Before the U.S.-China trade war, the average U.S. tariff on Chinese goods was 3.1%, while China’s tariff on U.S. goods stood at 8%. Today, U.S. tariffs on Chinese goods are on average 19.3%, while Chinese tariffs imposed on U.S. goods are around 20.7%. In 2020, the U.S. trade deficit with China was $310 billion, but before the outbreak of the trade war the figure was $375.2 billion.
Much of the cost of the tariffs has been imposed against U.S. importers, Moody’s said.
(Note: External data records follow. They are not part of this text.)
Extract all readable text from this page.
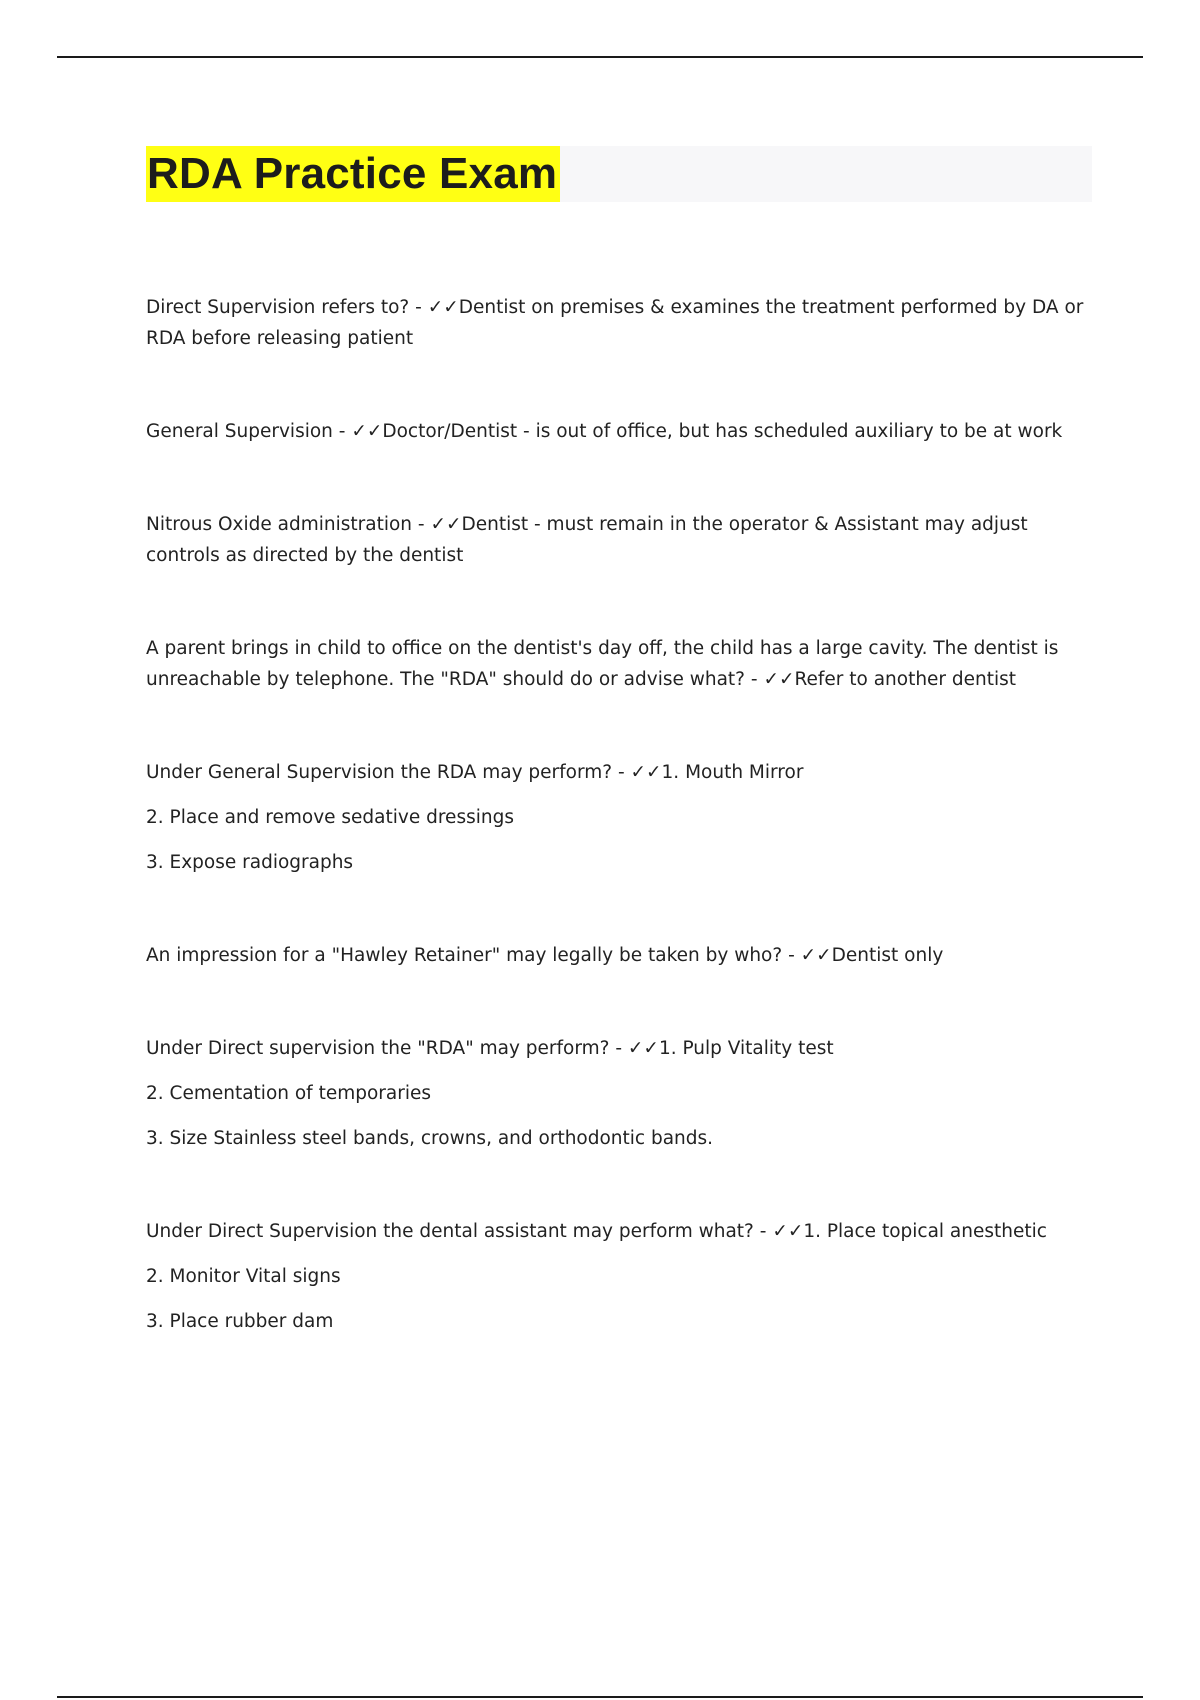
RDA Practice Exam

Direct Supervision refers to? - ✓✓Dentist on premises & examines the treatment performed by DA or RDA before releasing patient

General Supervision - ✓✓Doctor/Dentist - is out of office, but has scheduled auxiliary to be at work

Nitrous Oxide administration - ✓✓Dentist - must remain in the operator & Assistant may adjust controls as directed by the dentist

A parent brings in child to office on the dentist's day off, the child has a large cavity. The dentist is unreachable by telephone. The "RDA" should do or advise what? - ✓✓Refer to another dentist

Under General Supervision the RDA may perform? - ✓✓1. Mouth Mirror

2. Place and remove sedative dressings

3. Expose radiographs

An impression for a "Hawley Retainer" may legally be taken by who? - ✓✓Dentist only

Under Direct supervision the "RDA" may perform? - ✓✓1. Pulp Vitality test

2. Cementation of temporaries

3. Size Stainless steel bands, crowns, and orthodontic bands.

Under Direct Supervision the dental assistant may perform what? - ✓✓1. Place topical anesthetic

2. Monitor Vital signs

3. Place rubber dam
Currently, U.S. importers have to pay about 18.5% more for Chinese goods, while the revenue collected by Chinese exporters is only 1.5% more per product. This is because the U.S. cannot find an alternative to many of the Chinese goods subject to the tariffs.
The opposite is true in China as U.S. goods subject to tariffs are mainly raw materials and agricultural products that can be sourced from elsewhere, such as Brazil or Russia. The Moody’s report concluded that tariffs imposed by the Trump administration on China have harmed the U.S., especially as China easily found alternative sources.
In response to the COVID-19 pandemic and the economic crisis caused by it, Washington concluded a record-high stimulus package to support the economy. This saw dollar bills be printed into circulation. Such a policy can cause high inflation though, and for this reason U.S. authorities restrained price increases on essential commodities. However, tariffs on imported goods are another factor driving prices up. Ultimately, Washington will have to adjust its China policies to the new realities.
However, when it turns to high technologies, the U.S. still maintains an advantage over China, especially as the East Asian country is heavily dependent on the purchase of high-tech American goods. Last year, amid concerns about new U.S. restrictions, Chinese companies started hoarding chips, bringing the total amount of Chinese chip imports to $380 billion. Naturally, restrictions on access to American components and technology will create problems for the development of Chinese industry, but, American companies working with China will lose out. For example, Huawei alone buys components from U.S. companies totalling more than $10 billion a year. These funds can be spent on new Research and Development to increase the competitiveness of their own domestic products. Without these funds, American companies could eventually lose their competitive edge.
The U.S. Senate approved a program to invest $100 billion over five years to develop key technologies in which the U.S. competes with China. The money, as expected, is earmarked for basic research in the areas of artificial intelligence, quantum computing, chip manufacturing, biotechnology and new energy sources. Scepticism about the program remains though – after all, historically, all innovation in the U.S. has been primarily driven by private business and market principles. However, even assuming that the U.S. is using a Chinese solution to support the largest corporations in the country, the scale of this program is still not up to the task, especially when considering China plans to spend $1.4 trillion on the development of new infrastructure by 2025.